I finally let myself want something again, let myself believe I could build a new life out of the ashes of the old one, and now this. "

"And now someone's trying to scare you off," he said. "So we make it as hard as possible for them to do that. We don't give them what they want."

"How?" she asked.

"Step one," he said, holding up a finger. "You're going to stay at the cottage with me. Not your car, not a hotel, not some temporary arrangement. My place, where I can make sure you're safe. No argument."

"The cottage is your space," she protested weakly. "I've already invaded your kitchen and your couch and your entire routine."

He cut her off with a look that was equal parts exasperated and tender. "You're not invading anything. We both know that. This just means we quit pretending you might go somewhere else."

Heat climbed her neck that had nothing to do with fear.

She glanced down at her hands. They were trembling, just enough to make the stake wobble in her grip.

She let it drop to the ground and pressed her palms against his chest instead, needing the contact.

His T-shirt was soft and sun-warmed under her fingers, and beneath the fabric, his heartbeat thumped steady and strong.

"You shouldn't have to rearrange your entire life because mine is cursed," she said.

"Cursed?" he repeated, one eyebrow lifting. "That's a strong word."

"You don't call two major crimes in a year a pattern?" she asked.

"I call it a reason to keep you close," he said.

"I like having you under the same roof. I like knowing you made it back safe when you go to the store.

I like that you hum when you make tea and leave your coffee mug on the counter instead of putting it in the sink.

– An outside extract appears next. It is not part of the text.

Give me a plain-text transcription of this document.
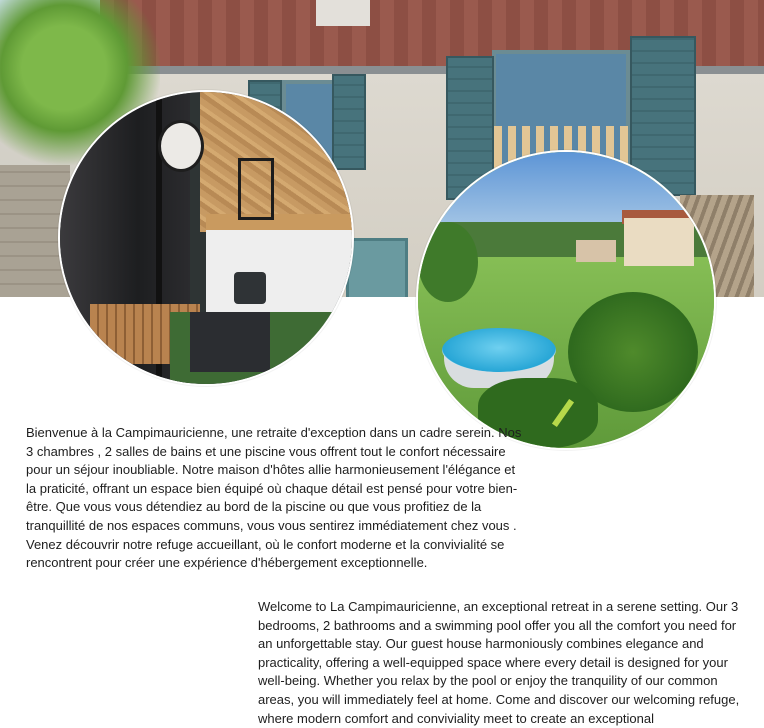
Bienvenue à la Campimauricienne, une retraite d'exception dans un cadre serein. Nos 3 chambres , 2 salles de bains et une piscine vous offrent tout le confort nécessaire pour un séjour inoubliable. Notre maison d'hôtes allie harmonieusement l'élégance et la praticité, offrant un espace bien équipé où chaque détail est pensé pour votre bien-être. Que vous vous détendiez au bord de la piscine ou que vous profitiez de la tranquillité de nos espaces communs, vous vous sentirez immédiatement chez vous . Venez découvrir notre refuge accueillant, où le confort moderne et la convivialité se rencontrent pour créer une expérience d'hébergement exceptionnelle.

Welcome to La Campimauricienne, an exceptional retreat in a serene setting. Our 3 bedrooms, 2 bathrooms and a swimming pool offer you all the comfort you need for an unforgettable stay. Our guest house harmoniously combines elegance and practicality, offering a well-equipped space where every detail is designed for your well-being. Whether you relax by the pool or enjoy the tranquility of our common areas, you will immediately feel at home. Come and discover our welcoming refuge, where modern comfort and conviviality meet to create an exceptional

This isn't a hardship, Sabrina. This is me getting more of something I already want. "

Her breath hitched, catching somewhere between her ribs. "You want that."

"Yes," he said. Plain and simple and completely without decoration.

Something inside her eased and twisted at the same time, relief and fear tangled together in a knot she couldn't untie.

"What if this escalates?" she asked. "What if whoever did this decides to do more than cut string next time?

I can deal with being a target. I've had practice.

I don't know if I can deal with you being dragged into it too. "

He tipped his head slightly, his eyes holding hers with an intensity that made it hard to look away. "You think I'm not already in it?"

"I don't want you hurt," she said.

"That feeling's mutual," he said. "And let's be very clear about something. You're not the one putting me in danger. Whoever is behind this, whoever broke into that trailer and cut those lines, they're the problem. They're the ones making choices that have consequences. I'm making my own choice."

"What choice is that?" she asked, even though she already knew the shape of the answer.

"To stay," he said. "To stand in your half-built cabin and call it a future worth fighting for. To stand in your field with the cops and call it a problem we'll solve together. To look at this mess and decide it doesn't get to make your decisions for you."

Her eyes burned, pressure building behind them that she refused to let spill over. "Colby."